Compilerbau



  • Moin moin,

    ich beschäftige mich momentan im Rahmen meiner Ausbildung mit dem Thema des Parsens und syntaktischen Prüfens von Code. Ich habe mir diesbezüglich mal das sogenannte "Dragonbook" angeschaut und habe einige Fragen, was die Thematik angeht:

    1. Im "Dragonbook" wird von Anfang an folgender Aufbau für das Design eines Compilers vorgeschlagen:
      Lexer->Syntaxanalyse->Semantische Analyse->...
      In dem Fall würde man die Zerlegung in Token und die Überprüfung der Syntax trennen. Bevor ich das Buch laß, hatte ich schon mehrmals die Gelegenheit, einige simple Lexer mit einfacher Syntaxprüfung zu schreiben. Allerdings hatte ich hier Lexer und Syntaxanalyse in ein Modul gepackt. Besonders weil es den Vorgang des Parsens deutlich vereinfachte: Durch die Vorgabe der Grammatik konnte man während des Parsens schon feststellen, welche(s) Token folgen müsste(n). Zudem konnte man den Vorgang des Parsens vorzeitig abbrechen, wenn während dieses Vorgangs ein "nicht erwünschtes" Token auftrat.
      Welche Erfahrungswerte habt ihr in diesem Bereich gesammelt und welches Design wird in der Praxis angewendet; welche Vor- und Nachteile gibt es?

    2. Ich habe theoretisch mal durchgespielt, die vom "Dragonbook" empfohlene Trennung zwischen Lexer und Syntaxanalyse einzusetzen. Allerdings stellen sich mir dort noch einige Fragen: Bisher hatte ich immer ein Satz an Strukturen, die einen gewissen Tokenbezeichner an einen regulären Ausdruck gebunden hatten. Durch die interne Verwebung von Lexer und syntaktischer Analyse konnte ich bisher relativ einfach bestimmen, welches Token und damit welcher reguläre Ausdruck als nächstes zu parsen war. Wie wird dies gehandhabt, wenn die lexikalische Einheit unabhängig von der syntatkischen ist? Den Satz von regulären Ausdrücken zu nehmen und diesen einfach auf den Text loszulassen wird nicht funktionieren.

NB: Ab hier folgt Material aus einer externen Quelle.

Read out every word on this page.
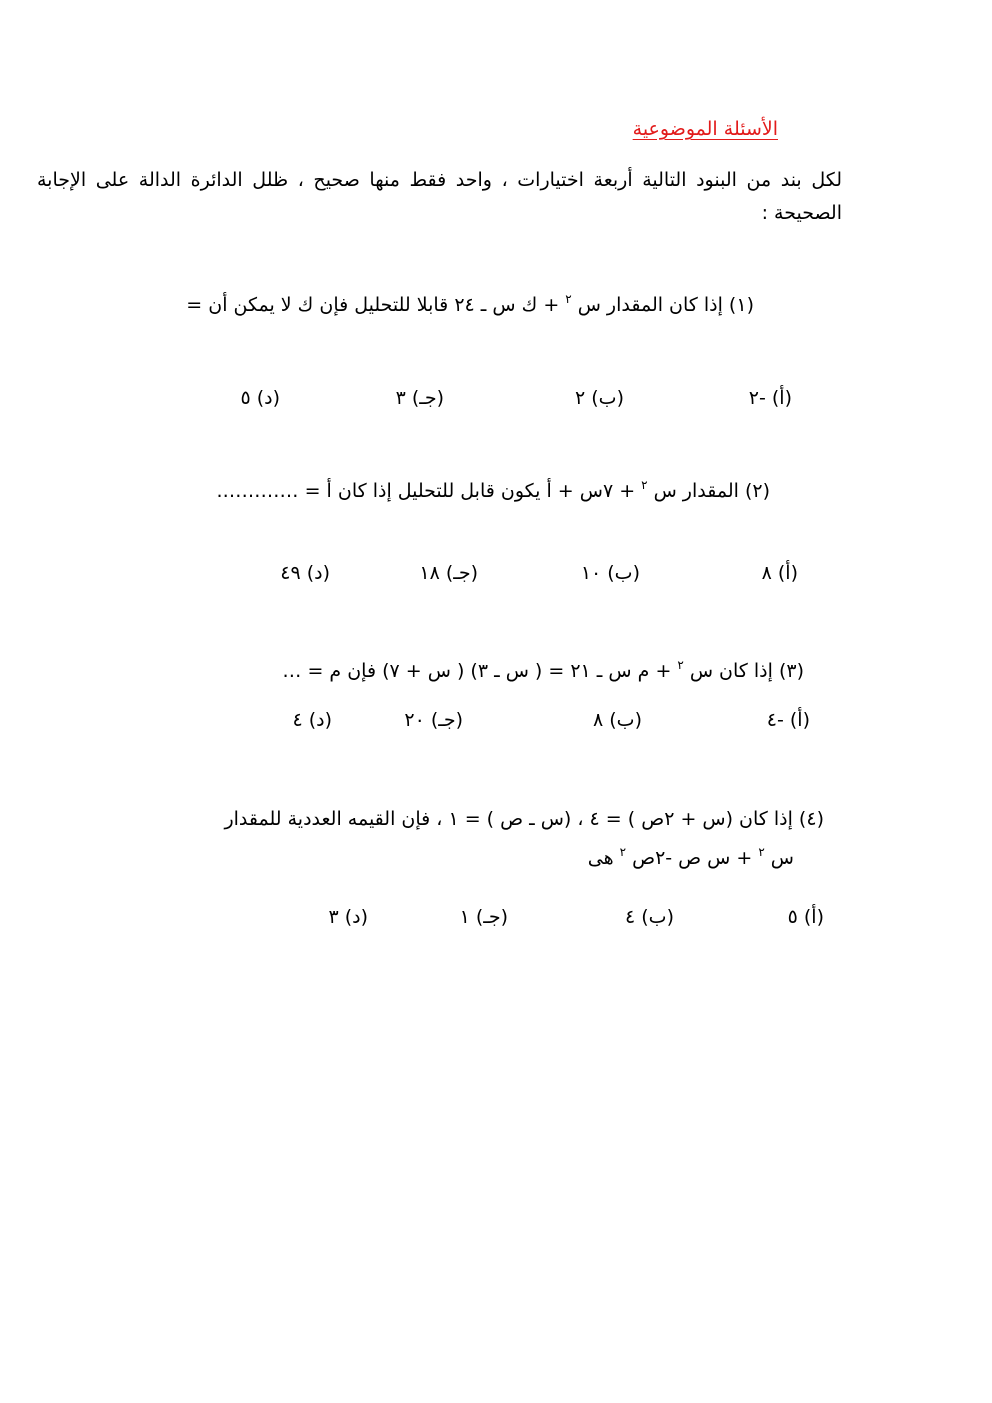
الأسئلة الموضوعية
لكل بند من البنود التالية أربعة اختيارات ، واحد فقط منها صحيح ، ظلل الدائرة الدالة على الإجابة الصحيحة :
(١) إذا كان المقدار س$^٢$+ ك س ـ ٢٤ قابلا للتحليل فإن ك لا يمكن أن =
(أ) -٢
(ب) ٢
(جـ) ٣
(د) ٥
(٢) المقدار س$^٢$+ ٧س + أ يكون قابل للتحليل إذا كان أ = ………….
(أ) ٨
(ب) ١٠
(جـ) ١٨
(د) ٤٩
(٣) إذا كان س$^٢$+ م س ـ ٢١ = ( س ـ ٣) ( س + ٧) فإن م = …
(أ) -٤
(ب) ٨
(جـ) ٢٠
(د) ٤
(٤) إذا كان (س + ٢ص ) = ٤ ، (س ـ ص ) = ١ ، فإن القيمه العددية للمقدار
س$^٢$+ س ص -٢ص$^٢$هى
(أ) ٥
(ب) ٤
(جـ) ١
(د) ٣
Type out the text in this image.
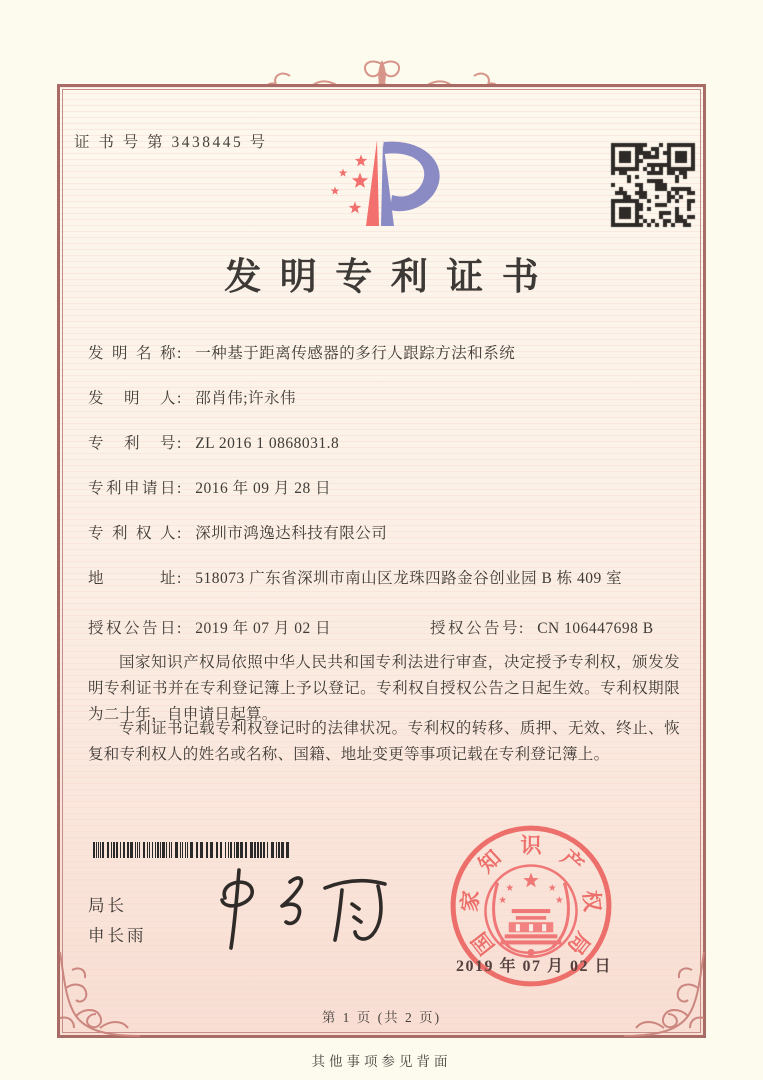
证 书 号 第 3438445 号
发明专利证书
发明名称: 一种基于距离传感器的多行人跟踪方法和系统
发明人: 邵肖伟;许永伟
专利号: ZL 2016 1 0868031.8
专利申请日: 2016 年 09 月 28 日
专利权人: 深圳市鸿逸达科技有限公司
地址: 518073 广东省深圳市南山区龙珠四路金谷创业园 B 栋 409 室
授权公告日: 2019 年 07 月 02 日	授权公告号: CN 106447698 B
国家知识产权局依照中华人民共和国专利法进行审查，决定授予专利权，颁发发明专利证书并在专利登记簿上予以登记。专利权自授权公告之日起生效。专利权期限为二十年，自申请日起算。
专利证书记载专利权登记时的法律状况。专利权的转移、质押、无效、终止、恢复和专利权人的姓名或名称、国籍、地址变更等事项记载在专利登记簿上。
局长
申长雨	国
家
知
识
产
权
局
2019 年 07 月 02 日
第 1 页 (共 2 页)
其他事项参见背面
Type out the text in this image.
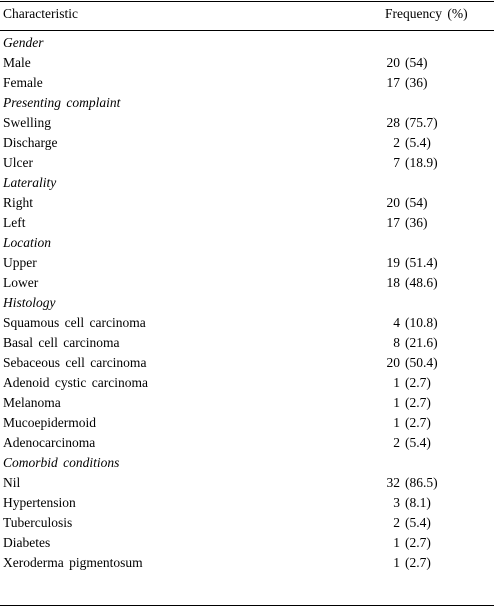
Characteristic	Frequency (%)
Gender
Male	20 (54)
Female	17 (36)
Presenting complaint
Swelling	28 (75.7)
Discharge	2 (5.4)
Ulcer	7 (18.9)
Laterality
Right	20 (54)
Left	17 (36)
Location
Upper	19 (51.4)
Lower	18 (48.6)
Histology
Squamous cell carcinoma	4 (10.8)
Basal cell carcinoma	8 (21.6)
Sebaceous cell carcinoma	20 (50.4)
Adenoid cystic carcinoma	1 (2.7)
Melanoma	1 (2.7)
Mucoepidermoid	1 (2.7)
Adenocarcinoma	2 (5.4)
Comorbid conditions
Nil	32 (86.5)
Hypertension	3 (8.1)
Tuberculosis	2 (5.4)
Diabetes	1 (2.7)
Xeroderma pigmentosum	1 (2.7)
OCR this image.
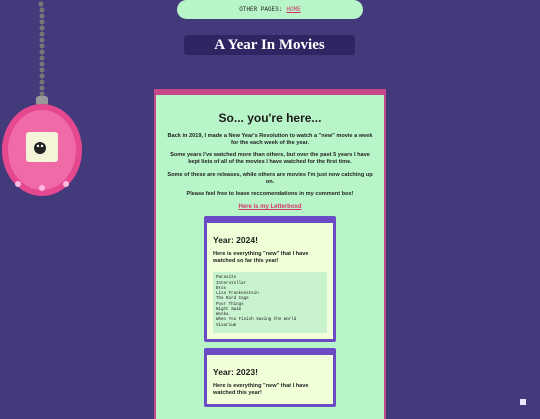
OTHER PAGES: HOME
A Year In Movies
So... you're here...

Back in 2019, I made a New Year's Resolution to watch a "new" movie a week for the each week of the year.

Some years I've watched more than others, but over the past 5 years I have kept lists of all of the movies I have watched for the first time.

Some of these are releases, while others are movies I'm just now catching up on.

Please feel free to leave reccomendations in my comment box!

Here is my Letterboxd
Year: 2024!
Here is everything "new" that I have watched so far this year!
Parasite
Interstellar
Brox
Lisa Frankenstein
The Bird Cage
Poor Things
Night Swim
Wonka
When You Finish Saving the World
Vivarium
Year: 2023!
Here is everything "new" that I have watched this year!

    Im Dragonbook war von einer Methode die Rede, den Text jeweils mithilfe zweier Pointer zu durchlaufen, wobei der erste - vorerst - fest gewählt wird und der zweite solange inkrementiert, bis der von den Pointern beschriebene Textbaustein auf einen regulären Ausdruck passt. Anschließen wird der erste Pointer auf die dem zweiten Pointer folgende Position gesetzt und das Spiel geht weiter. Allerdings muss man für diese Methode jeden möglichen Textbaustein - im worst case - gegen n verschiedene reguläre Ausdrücke prüfen. Was mache ich, wenn ein anderer reguläre Ausdruck auch auf diesen Textbaustein passt oder der reguläre Ausdruck eigentlich noch mehr Zeichen "konsumieren" könnte?

    Welche Methoden werden hier angewandt, um die richtige Zerlegung zu gewährleisten? Wie fein müssen Token bzw. ihre "regulären Repräsentaten" zerlegt werden, damit Zweideutigkeiten beim Parsen des Textes vermieden werden?
    Welche Methoden benutzt ihr, um den Text in Token zu zerlegen?

    Welche zusätzliche Literatur gibt es auf diesem Gebiet? Besonders jene würden mich interessieren, die etwas praxisorientierter vermitteln und vielleicht auch mal eine Implementierung zeigen(bevorzugt C++, aber im Grunde egal).

    So, jetzt aber erstmal genug der Fragen, ist schon spät 😉



  • Sevus,

    Matzer schrieb:

    Besonders jene würden mich interessieren, die etwas praxisorientierter vermitteln und vielleicht auch mal eine Implementierung zeigen(bevorzugt C++, aber im Grunde egal).

    Hier findest du ein paar Implementationen, ansonsten kanst du mal beim GCC nachschauen, was der einsetzt.



  • Lexer und Parser haben zwei verschiede Verantwortungsbereiche.
    Lexer behandelt die Dateien, überprüft ob das Word gültig ist und versickt Nachrichten an den Parser.
    Parser kennt die Sprache und überprüft ob die Sequenz der Nachrichtige ein gültiges Satz der Sprache handelt.
    Meistens ist der Lexer ein Teil, als Komponente, des Parsers, immerhin werden beide Komponente anhand der Grammatik der Sprache erstellt.

    Zweideutigkeiten werden nicht vom Lexer bewältig sonder die müssen aus der Transformation der Grammatik bewältigt werden.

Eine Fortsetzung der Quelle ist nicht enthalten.